Why does the Mesh Currents Method work?

Question

When there is an n-mesh circuit, we define n independent mesh equations for the unknown n currents. While doing this, we use an assumption that each mesh has a separate current flowing around it.

I don't understand this assumption. How do we do it? What is the proof that an assumption like this will work? And, you should know that a statement like "I tried this a billion times and it worked every time." is not a solid mathematical proof. There must be an untold background of this theorem. Is it related to the Stokes' Theorem by any chance?

Answer 1

None of the given answers really address the question. The mesh analysis approach allows us to reduce the number of degrees of freedom significantly. In the example, mesh analysis provides 3 variables while there are 10 total edges in the circuit. So clearly, we could get and solve 10 equations and 10 variables, but mesh analysis tells us we only need to solve 3.
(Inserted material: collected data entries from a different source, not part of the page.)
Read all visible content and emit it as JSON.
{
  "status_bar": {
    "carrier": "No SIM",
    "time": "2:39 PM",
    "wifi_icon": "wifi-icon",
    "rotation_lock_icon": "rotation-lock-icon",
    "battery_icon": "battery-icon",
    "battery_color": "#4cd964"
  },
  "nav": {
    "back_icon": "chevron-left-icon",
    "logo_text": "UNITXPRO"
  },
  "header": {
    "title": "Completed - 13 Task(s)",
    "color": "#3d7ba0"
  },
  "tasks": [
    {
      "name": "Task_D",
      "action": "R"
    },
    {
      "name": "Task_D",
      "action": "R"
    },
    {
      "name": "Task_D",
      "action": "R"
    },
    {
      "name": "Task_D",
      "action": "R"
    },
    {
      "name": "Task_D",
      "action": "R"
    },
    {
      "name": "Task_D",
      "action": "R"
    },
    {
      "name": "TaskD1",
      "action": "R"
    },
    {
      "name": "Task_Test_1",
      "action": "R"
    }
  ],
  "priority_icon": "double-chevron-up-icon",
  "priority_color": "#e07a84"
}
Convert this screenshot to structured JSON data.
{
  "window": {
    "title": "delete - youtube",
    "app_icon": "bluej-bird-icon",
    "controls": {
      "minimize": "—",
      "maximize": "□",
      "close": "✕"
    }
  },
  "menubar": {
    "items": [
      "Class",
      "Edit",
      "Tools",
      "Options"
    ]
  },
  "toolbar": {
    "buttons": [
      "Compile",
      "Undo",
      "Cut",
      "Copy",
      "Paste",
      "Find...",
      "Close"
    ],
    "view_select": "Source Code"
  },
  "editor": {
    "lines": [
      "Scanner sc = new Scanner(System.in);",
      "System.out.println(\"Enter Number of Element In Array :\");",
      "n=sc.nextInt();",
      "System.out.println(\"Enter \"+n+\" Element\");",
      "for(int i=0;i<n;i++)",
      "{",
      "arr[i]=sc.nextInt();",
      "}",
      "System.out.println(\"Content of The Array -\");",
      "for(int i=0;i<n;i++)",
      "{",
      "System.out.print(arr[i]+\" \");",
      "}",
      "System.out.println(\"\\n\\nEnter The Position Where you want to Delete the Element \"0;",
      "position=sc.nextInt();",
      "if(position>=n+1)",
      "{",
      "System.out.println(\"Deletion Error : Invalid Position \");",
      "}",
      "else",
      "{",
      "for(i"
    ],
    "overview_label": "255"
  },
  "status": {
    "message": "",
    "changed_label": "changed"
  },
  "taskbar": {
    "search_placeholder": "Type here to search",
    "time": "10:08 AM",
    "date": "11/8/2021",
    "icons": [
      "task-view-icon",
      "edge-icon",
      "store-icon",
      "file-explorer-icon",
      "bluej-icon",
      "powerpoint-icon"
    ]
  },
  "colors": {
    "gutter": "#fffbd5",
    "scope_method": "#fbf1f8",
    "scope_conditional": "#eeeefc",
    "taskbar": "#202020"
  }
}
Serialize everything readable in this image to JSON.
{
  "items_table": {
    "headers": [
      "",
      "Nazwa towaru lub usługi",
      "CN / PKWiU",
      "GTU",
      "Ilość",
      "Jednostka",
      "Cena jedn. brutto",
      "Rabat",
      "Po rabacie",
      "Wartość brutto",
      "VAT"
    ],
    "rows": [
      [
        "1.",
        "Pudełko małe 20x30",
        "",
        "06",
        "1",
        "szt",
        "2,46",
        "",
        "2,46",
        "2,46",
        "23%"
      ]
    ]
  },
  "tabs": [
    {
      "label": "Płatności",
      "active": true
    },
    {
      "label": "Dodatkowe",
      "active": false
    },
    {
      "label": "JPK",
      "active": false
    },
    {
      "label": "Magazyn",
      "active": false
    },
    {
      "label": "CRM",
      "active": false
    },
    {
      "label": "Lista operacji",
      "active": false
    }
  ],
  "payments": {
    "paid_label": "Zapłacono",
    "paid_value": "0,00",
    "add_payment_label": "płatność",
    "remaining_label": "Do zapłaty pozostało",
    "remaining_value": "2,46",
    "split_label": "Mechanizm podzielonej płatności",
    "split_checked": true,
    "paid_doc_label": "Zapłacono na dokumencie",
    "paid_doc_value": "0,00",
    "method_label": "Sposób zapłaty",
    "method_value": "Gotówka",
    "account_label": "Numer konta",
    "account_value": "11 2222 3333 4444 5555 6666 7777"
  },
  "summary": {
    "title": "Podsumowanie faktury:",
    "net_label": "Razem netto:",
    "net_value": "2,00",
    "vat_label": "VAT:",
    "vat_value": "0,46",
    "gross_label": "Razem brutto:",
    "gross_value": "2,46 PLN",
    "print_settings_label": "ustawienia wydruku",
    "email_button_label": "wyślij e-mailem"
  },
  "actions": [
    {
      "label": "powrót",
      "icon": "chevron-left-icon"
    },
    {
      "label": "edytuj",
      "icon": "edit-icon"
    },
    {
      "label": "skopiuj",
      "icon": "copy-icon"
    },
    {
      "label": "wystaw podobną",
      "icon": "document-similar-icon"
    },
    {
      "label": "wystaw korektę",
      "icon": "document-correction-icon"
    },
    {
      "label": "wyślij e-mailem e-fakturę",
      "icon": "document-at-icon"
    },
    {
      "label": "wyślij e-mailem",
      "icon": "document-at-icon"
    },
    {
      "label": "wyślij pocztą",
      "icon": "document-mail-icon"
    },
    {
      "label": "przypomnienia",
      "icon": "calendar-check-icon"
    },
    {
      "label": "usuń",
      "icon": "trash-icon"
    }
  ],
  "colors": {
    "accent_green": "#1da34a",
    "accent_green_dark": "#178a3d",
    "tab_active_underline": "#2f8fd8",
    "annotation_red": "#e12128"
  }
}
Two facts are true to allow this reduction.

1. Using the mesh currents approach will satisfy the node and loop rules
2. A set of currents and voltages that obey both rules is unique.

The first is easy to see, but the second explains why mesh analysis works. Since the mesh currents satisfy the node and loop rules, it must be the only solution.

It is not straightforward to see why statement 2 must be true. The proof by contradiction assumes that two such current-voltage arrangements exist satisfying the node and loop rules. It then shows that you can find a loop where the sum of voltage drops is non-zero. https://math.stackexchange.com/questions/1742680/unique-solution-for-circuits-in-linear-algebra

Answer 2

I1, I2, I3 the so-called "mesh currents" are, in fact, the real current only at the elements of the mesh that are not shared with any other mesh. That's it I1 is the real current of R1 and V1, I2 is the real current of R3 and I3 is the real current in R3, R6, and V2.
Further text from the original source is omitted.